Congress Finally Passed Biden’s Inefficient, Deficit-Hiking Infrastructure Bill

“The bill is also larded up with provisions that will make infrastructure projects more costly for taxpayers. That matters, of course, because if you inflate the cost of building a bridge and you have a fixed amount of money to spend on new bridges, you’ll get fewer bridges.

For example, the bill’s “Buy American” provision is nothing more than performative patriotism and a handout to politically powerful unions. By mandating that materials used in road, bridge, and rail projects come primarily from the United States, Congress will effectively hike prices and engage in arbitrary protectionism.”

“The infrastructure bill could have been an opportunity to reform other federal rules that unnecessarily drive up the cost of building infrastructure.

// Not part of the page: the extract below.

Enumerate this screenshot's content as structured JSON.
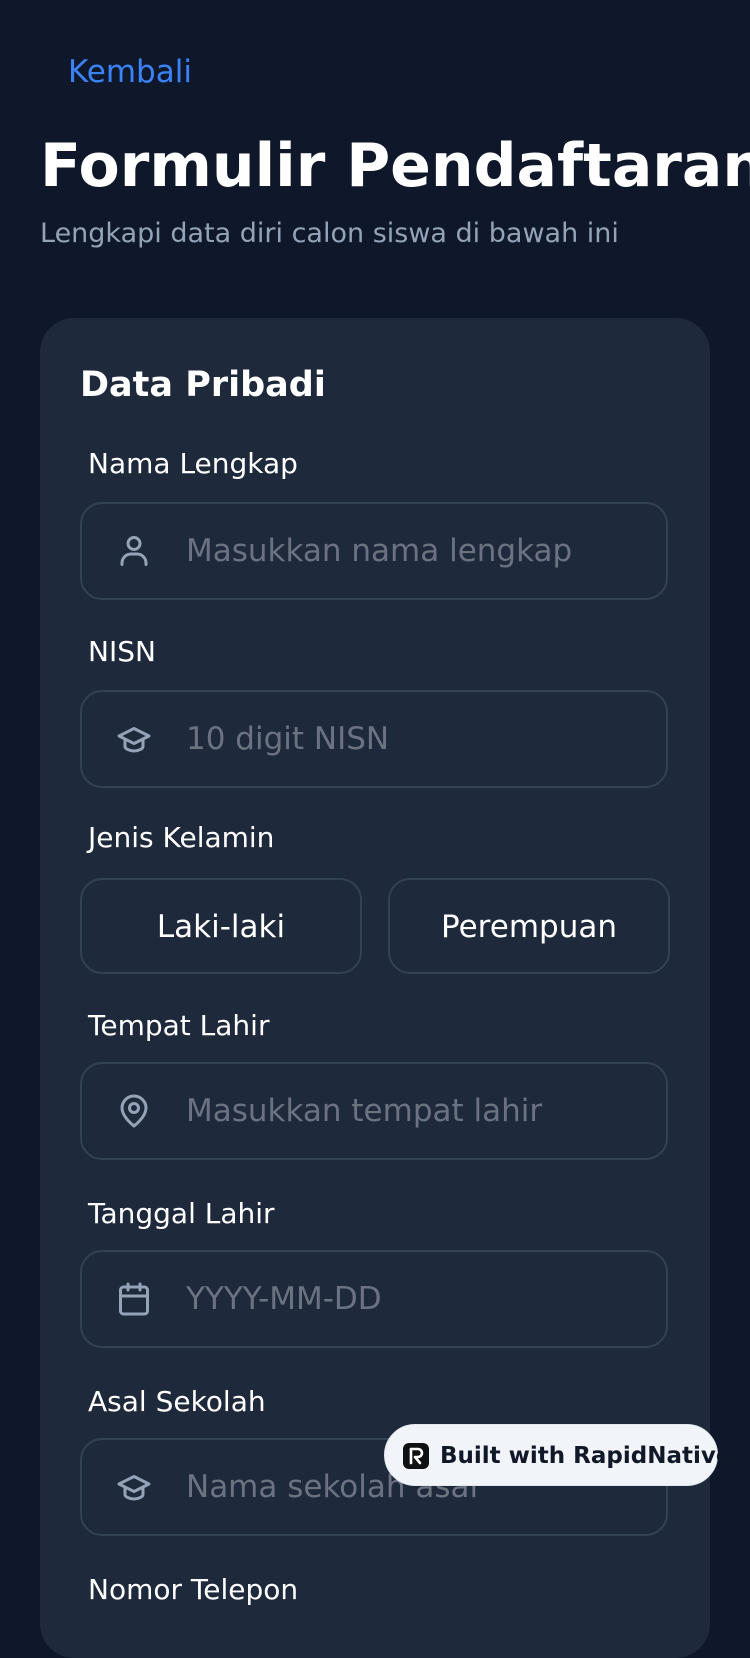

Like the Davis-Bacon Act, which requires that most workers on federally subsidized building projects are paid the local “prevailing wage” negotiated by unions even if the workers themselves are not unionized—and only about 13 percent of construction workers are part of a union. The Davis-Bacon Act rules can increase the costs of infrastructure projects by as much as 20 percent.

Similarly, the infrastructure package could have suspended or eliminated parts of the National Environmental Policy Act (NEPA) in order to streamline environmental reviews of infrastructure projects. Currently, NEPA reviews take more than four years on average, and they are frequently used as tools to block development for reasons that often have little to do with the environment.”

Americans Overpay for Biden’s ‘Buy American’ Plan

“When the transit agency that serves Washington, D.C., replaced its aging trains during the last decade, it ended up paying about $400 million more than global averages—the equivalent of an additional 150 cars.

One major reason for the higher costs, according to economists with the American Action Forum who studied the D.C. Metro’s procurement process, was a federal mandate first imposed in 1982. It requires that equipment purchased by federally subsidized transit agencies contain at least 60 percent American-made components.”

“The cost of “Buy American” provisions can be significant. An analysis by the Peterson Institute for International Economics, a pro-trade think tank, found that “Buy American” rules on the books in 2017 cost taxpayers $94 billion that year—$745 per household.”

“Overpaying for subway cars didn’t make the D.C. Metro safer or more efficient. All it did was force riders and taxpayers to spend more for less. The same will be true of Biden’s policies.”